Miguel Torga
Um escritor genuíno
Portugal tem em Miguel Torga o seu escritor mais genuíno. Conheci-o um dia nos Açores, num daqueles princípios de Verão em que tudo é propício a um regresso a casa: a terra e o tempo da infância como que se iluminam para virem ao encontro do olhar e do ser que em nós regressa; corpo e alma juntam-se à ideia de uma completude pessoal, só nossa, no momento desse reencontro com o lugar de onde um dia partimos de largada para o mundo e para o absoluto da nossa própria transcendência.

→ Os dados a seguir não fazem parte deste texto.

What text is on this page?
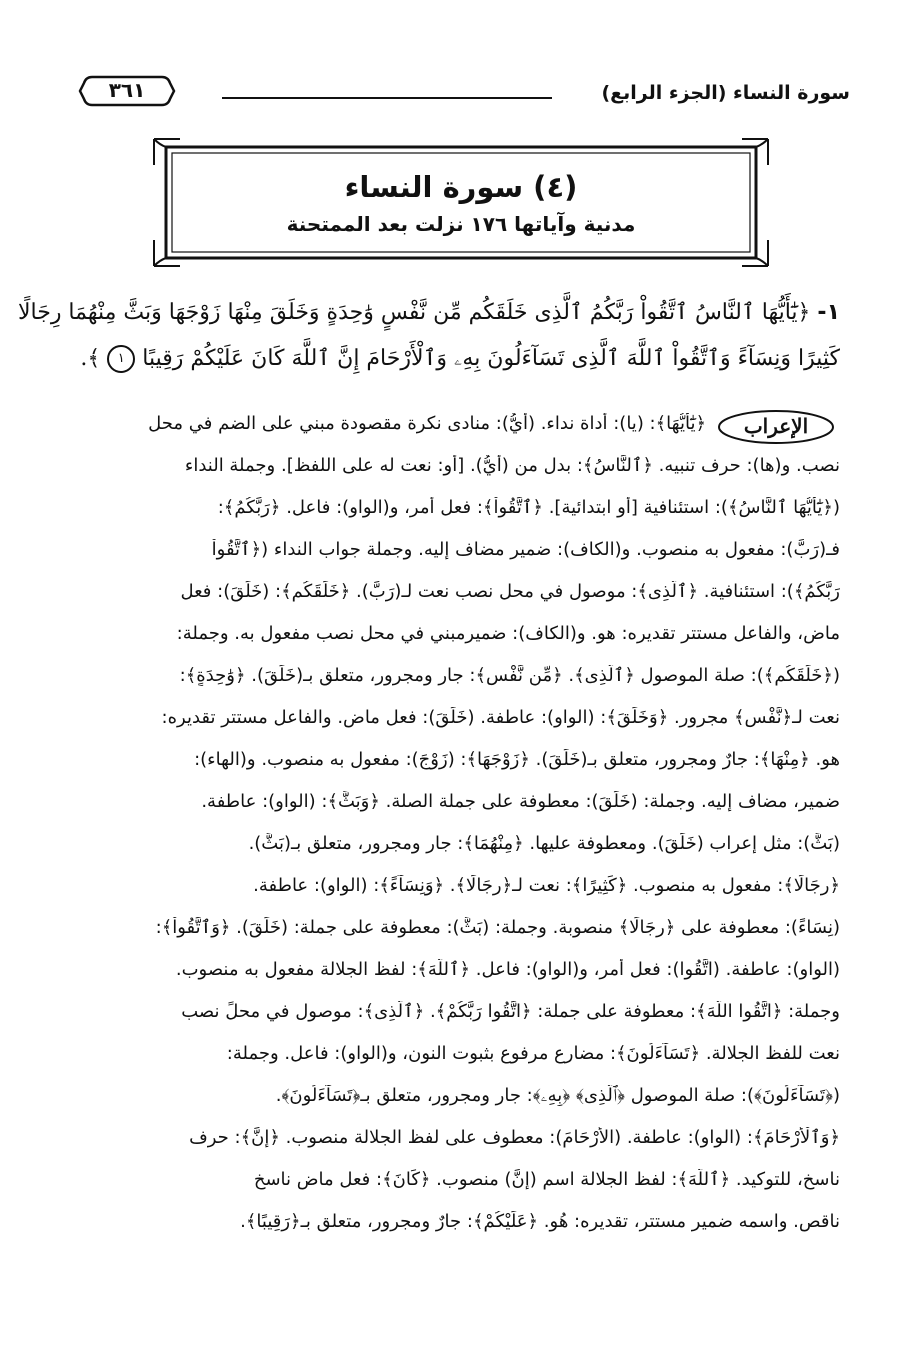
سورة النساء (الجزء الرابع)
٣٦١
(٤) سورة النساء
مدنية وآياتها ١٧٦ نزلت بعد الممتحنة
١- ﴿يَٰٓأَيُّهَا ٱلنَّاسُ ٱتَّقُواْ رَبَّكُمُ ٱلَّذِى خَلَقَكُم مِّن نَّفْسٍ وَٰحِدَةٍ وَخَلَقَ مِنْهَا زَوْجَهَا وَبَثَّ مِنْهُمَا رِجَالًا
كَثِيرًا وَنِسَآءً وَٱتَّقُواْ ٱللَّهَ ٱلَّذِى تَسَآءَلُونَ بِهِۦ وَٱلْأَرْحَامَ إِنَّ ٱللَّهَ كَانَ عَلَيْكُمْ رَقِيبًا ١ ﴾.
الإعراب
﴿يَٰٓأَيُّهَا﴾: (يا): أداة نداء. (أيُّ): منادى نكرة مقصودة مبني على الضم في محل
نصب. و(ها): حرف تنبيه. ﴿ٱلنَّاسُ﴾: بدل من (أيُّ). [أو: نعت له على اللفظ]. وجملة النداء
(﴿يَٰٓأَيُّهَا ٱلنَّاسُ﴾): استئنافية [أو ابتدائية]. ﴿ٱتَّقُواْ﴾: فعل أمر، و(الواو): فاعل. ﴿رَبَّكُمُ﴾:
فـ(رَبَّ): مفعول به منصوب. و(الكاف): ضمير مضاف إليه. وجملة جواب النداء (﴿ٱتَّقُواْ
رَبَّكُمُ﴾): استئنافية. ﴿ٱلَّذِى﴾: موصول في محل نصب نعت لـ(رَبَّ). ﴿خَلَقَكُم﴾: (خَلَقَ): فعل
ماض، والفاعل مستتر تقديره: هو. و(الكاف): ضميرمبني في محل نصب مفعول به. وجملة:
(﴿خَلَقَكُم﴾): صلة الموصول ﴿ٱلَّذِى﴾. ﴿مِّن نَّفْسٍ﴾: جار ومجرور، متعلق بـ(خَلَقَ). ﴿وَٰحِدَةٍ﴾:
نعت لـ﴿نَّفْسٍ﴾ مجرور. ﴿وَخَلَقَ﴾: (الواو): عاطفة. (خَلَقَ): فعل ماض. والفاعل مستتر تقديره:
هو. ﴿مِنْهَا﴾: جارٌ ومجرور، متعلق بـ(خَلَقَ). ﴿زَوْجَهَا﴾: (زَوْجَ): مفعول به منصوب. و(الهاء):
ضمير، مضاف إليه. وجملة: (خَلَقَ): معطوفة على جملة الصلة. ﴿وَبَثَّ﴾: (الواو): عاطفة.
(بَثَّ): مثل إعراب (خَلَقَ). ومعطوفة عليها. ﴿مِنْهُمَا﴾: جار ومجرور، متعلق بـ(بَثَّ).
﴿رِجَالًا﴾: مفعول به منصوب. ﴿كَثِيرًا﴾: نعت لـ﴿رِجَالًا﴾. ﴿وَنِسَآءً﴾: (الواو): عاطفة.
(نِسَاءً): معطوفة على ﴿رِجَالًا﴾ منصوبة. وجملة: (بَثَّ): معطوفة على جملة: (خَلَقَ). ﴿وَٱتَّقُواْ﴾:
(الواو): عاطفة. (اتَّقُوا): فعل أمر، و(الواو): فاعل. ﴿ٱللَّهَ﴾: لفظ الجلالة مفعول به منصوب.
وجملة: ﴿اتَّقُوا اللَّهَ﴾: معطوفة على جملة: ﴿اتَّقُوا رَبَّكُمْ﴾. ﴿ٱلَّذِى﴾: موصول في محلٍّ نصب
نعت للفظ الجلالة. ﴿تَسَآءَلُونَ﴾: مضارع مرفوع بثبوت النون، و(الواو): فاعل. وجملة:
(﴿تَسَآءَلُونَ﴾): صلة الموصول ﴿ٱلَّذِى﴾ ﴿بِهِۦ﴾: جار ومجرور، متعلق بـ﴿تَسَآءَلُونَ﴾.
﴿وَٱلْأَرْحَامَ﴾: (الواو): عاطفة. (الأَرْحَامَ): معطوف على لفظ الجلالة منصوب. ﴿إِنَّ﴾: حرف
ناسخ، للتوكيد. ﴿ٱللَّهَ﴾: لفظ الجلالة اسم (إنَّ) منصوب. ﴿كَانَ﴾: فعل ماض ناسخ
ناقص. واسمه ضمير مستتر، تقديره: هُو. ﴿عَلَيْكُمْ﴾: جارٌ ومجرور، متعلق بـ﴿رَقِيبًا﴾.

Olhei-o de perto, falei-lhe, viajei com ele, ficámos amigos. Houve depois cartas, livros, uma conversa de horas em Coimbra, sinais, recados, amigos comuns, a vida. Vi que tudo nele era uno e íntegro e genuíno. Não haveria outra unidade tão assumida, entre a pessoa e a obra que lhe projectara o nome pelos quatro cantos do mundo. Continuavam nele, intactos, os itinerários e os destinos daqueles extraordinários "Contos da Montanha" que tanto haviam acordado em mim a consciência do lugar e do povo; persistiam, na sua pele e nas suas mãos, os montes e os rios, o campo e a lida, os rebanhos e os caminhos, as fragas, as urzes, a penedia na paisagem, as naturezas fortes e austeras - e a ânsia infinita de passar por cima de tudo isso, para vencer fronteiras, subir a meseta ibérica e perguntar ao ouvido e ao coração do universo onde estava, como era o centro do mundo. Havia ainda, no rosto e nos olhos de Torga, a consciência dos mitos pessoais que tinham feito dele um poeta duro, um montanhês ibérico, porventura um português tão radical como aquele que atravessou os seis purgatórios da "Criação do Mundo" para afinal descansar ao sétimo dia no Portugal que palmilhou vezes sem conta; no qual viveu com o mesmo sentido peregrinal dos andarilhos históricos ou eternos, e cuja ideia nunca trocou por nenhuma outra.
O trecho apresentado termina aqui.